Research & Papers

Researchers build AI that learns from past cases to predict lung cancer

New system Traj-Evolve outperforms 9 baselines by learning from prior patient cases...

Deep Dive

Researchers from the University of Washington and Fred Hutchinson Cancer Center today unveiled Traj-Evolve, a groundbreaking self-evolving multi-agent AI system designed to revolutionize lung cancer early detection. Published on arXiv (cs.AI) on June 1, 2026, this system tackles the critical challenge of modeling patient trajectories from sparse, noisy electronic health records (EHRs) over extended periods.

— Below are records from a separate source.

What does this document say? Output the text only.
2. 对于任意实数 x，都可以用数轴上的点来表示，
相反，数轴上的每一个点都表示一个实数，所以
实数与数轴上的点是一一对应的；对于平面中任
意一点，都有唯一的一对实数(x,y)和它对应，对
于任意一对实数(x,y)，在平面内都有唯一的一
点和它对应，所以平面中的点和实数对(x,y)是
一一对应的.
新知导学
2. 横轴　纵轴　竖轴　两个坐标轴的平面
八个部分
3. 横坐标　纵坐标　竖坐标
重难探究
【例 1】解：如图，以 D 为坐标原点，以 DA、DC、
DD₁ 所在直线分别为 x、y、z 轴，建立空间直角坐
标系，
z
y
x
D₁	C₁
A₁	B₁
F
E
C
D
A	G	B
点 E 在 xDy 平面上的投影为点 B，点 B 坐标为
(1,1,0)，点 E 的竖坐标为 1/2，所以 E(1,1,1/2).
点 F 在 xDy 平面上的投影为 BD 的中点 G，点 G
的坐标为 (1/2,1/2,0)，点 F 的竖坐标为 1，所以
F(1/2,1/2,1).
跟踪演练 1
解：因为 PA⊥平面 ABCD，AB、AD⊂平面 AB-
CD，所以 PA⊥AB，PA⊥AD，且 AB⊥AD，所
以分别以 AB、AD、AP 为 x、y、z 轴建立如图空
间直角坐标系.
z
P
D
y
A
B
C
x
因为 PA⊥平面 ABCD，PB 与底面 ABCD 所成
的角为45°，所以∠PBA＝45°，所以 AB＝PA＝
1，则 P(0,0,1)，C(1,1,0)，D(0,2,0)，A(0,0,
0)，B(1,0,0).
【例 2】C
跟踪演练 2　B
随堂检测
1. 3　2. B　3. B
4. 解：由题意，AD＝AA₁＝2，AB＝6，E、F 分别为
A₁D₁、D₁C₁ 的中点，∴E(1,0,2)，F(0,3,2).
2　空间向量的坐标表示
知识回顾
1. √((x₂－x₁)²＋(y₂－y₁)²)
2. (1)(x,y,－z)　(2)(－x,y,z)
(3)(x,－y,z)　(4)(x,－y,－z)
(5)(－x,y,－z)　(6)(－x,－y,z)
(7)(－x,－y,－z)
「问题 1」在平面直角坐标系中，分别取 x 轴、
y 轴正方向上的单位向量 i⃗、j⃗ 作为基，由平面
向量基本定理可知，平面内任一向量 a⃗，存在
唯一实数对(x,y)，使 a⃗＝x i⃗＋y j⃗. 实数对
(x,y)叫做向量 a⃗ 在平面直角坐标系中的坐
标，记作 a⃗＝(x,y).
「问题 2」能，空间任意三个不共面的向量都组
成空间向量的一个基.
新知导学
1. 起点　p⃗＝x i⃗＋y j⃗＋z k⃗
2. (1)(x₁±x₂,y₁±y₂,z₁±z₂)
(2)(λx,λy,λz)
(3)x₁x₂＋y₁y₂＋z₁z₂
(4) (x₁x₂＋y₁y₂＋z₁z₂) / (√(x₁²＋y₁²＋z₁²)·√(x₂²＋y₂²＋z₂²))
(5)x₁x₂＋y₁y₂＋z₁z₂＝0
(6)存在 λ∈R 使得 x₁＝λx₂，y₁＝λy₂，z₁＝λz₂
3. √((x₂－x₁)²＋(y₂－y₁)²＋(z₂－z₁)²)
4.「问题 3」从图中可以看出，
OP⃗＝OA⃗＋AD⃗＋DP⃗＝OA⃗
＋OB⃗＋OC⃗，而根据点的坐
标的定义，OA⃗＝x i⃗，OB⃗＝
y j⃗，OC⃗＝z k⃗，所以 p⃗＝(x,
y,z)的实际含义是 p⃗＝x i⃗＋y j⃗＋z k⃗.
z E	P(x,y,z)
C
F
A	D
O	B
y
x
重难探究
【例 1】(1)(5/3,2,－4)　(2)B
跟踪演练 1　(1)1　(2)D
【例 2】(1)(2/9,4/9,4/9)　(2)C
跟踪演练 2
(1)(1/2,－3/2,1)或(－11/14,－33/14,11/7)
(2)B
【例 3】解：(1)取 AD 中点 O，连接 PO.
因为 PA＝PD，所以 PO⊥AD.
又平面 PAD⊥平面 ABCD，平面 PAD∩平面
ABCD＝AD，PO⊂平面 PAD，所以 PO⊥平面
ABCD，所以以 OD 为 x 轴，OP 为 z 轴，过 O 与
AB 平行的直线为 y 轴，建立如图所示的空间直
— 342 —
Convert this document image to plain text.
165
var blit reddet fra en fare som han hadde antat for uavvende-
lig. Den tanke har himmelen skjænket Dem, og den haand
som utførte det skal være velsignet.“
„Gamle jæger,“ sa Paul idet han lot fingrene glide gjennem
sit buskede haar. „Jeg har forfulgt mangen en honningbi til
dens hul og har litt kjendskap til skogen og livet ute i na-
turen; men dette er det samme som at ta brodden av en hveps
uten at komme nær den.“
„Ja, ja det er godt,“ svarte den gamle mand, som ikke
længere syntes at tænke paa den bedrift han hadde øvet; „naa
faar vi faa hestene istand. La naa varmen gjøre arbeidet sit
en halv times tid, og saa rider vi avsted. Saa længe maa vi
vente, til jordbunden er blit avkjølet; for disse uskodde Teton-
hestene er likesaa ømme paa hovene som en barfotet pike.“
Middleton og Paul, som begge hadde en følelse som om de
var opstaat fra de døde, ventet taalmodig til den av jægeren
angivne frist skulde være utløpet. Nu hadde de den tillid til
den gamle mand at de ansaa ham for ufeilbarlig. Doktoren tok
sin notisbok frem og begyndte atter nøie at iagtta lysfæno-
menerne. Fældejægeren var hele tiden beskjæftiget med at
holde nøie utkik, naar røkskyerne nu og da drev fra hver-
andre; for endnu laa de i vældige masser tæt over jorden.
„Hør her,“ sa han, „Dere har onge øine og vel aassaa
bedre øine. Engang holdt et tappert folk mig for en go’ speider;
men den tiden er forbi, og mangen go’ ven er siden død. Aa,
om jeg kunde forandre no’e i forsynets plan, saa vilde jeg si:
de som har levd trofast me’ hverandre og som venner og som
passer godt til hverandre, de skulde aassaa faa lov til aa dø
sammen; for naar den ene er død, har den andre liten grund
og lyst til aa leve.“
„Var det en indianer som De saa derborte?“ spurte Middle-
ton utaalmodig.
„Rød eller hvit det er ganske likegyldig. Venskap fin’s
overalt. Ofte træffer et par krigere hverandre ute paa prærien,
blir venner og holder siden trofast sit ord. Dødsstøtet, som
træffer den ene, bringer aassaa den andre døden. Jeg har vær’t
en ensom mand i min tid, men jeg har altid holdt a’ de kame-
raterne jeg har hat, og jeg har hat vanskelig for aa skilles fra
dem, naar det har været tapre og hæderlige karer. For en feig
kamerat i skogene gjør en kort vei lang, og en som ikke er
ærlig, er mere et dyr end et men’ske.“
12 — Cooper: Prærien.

Traj-Evolve introduces two innovative mechanisms: an Experience Pool (ExPool) that functions as non-parametric memory by indexing reasoning traces from prior patients, and a multi-agent reinforcement learning (MARL) framework that optimizes inter-agent collaboration. In testing against five years of multimodal EHR data, Traj-Evolve outperformed nine strong baselines across overall populations and a particularly challenging never-smoker subgroup. The system demonstrates complementary benefits—ExPool improves specificity while MARL enhances sensitivity—achieved through a unique leave-one-out cross-retrieval strategy that aligns training and inference behavior.

Key Points
  • Traj-Evolve outperforms 9 baselines in lung cancer prediction using up to 5 years of multimodal EHR data
  • Combines non-parametric memory (ExPool) with MARL for improved specificity and sensitivity
  • System dynamically learns from prior patient cases, mirroring clinical experience accumulation

Why It Matters

Could significantly improve early lung cancer detection accuracy while reducing false positives/negatives in high-risk patients.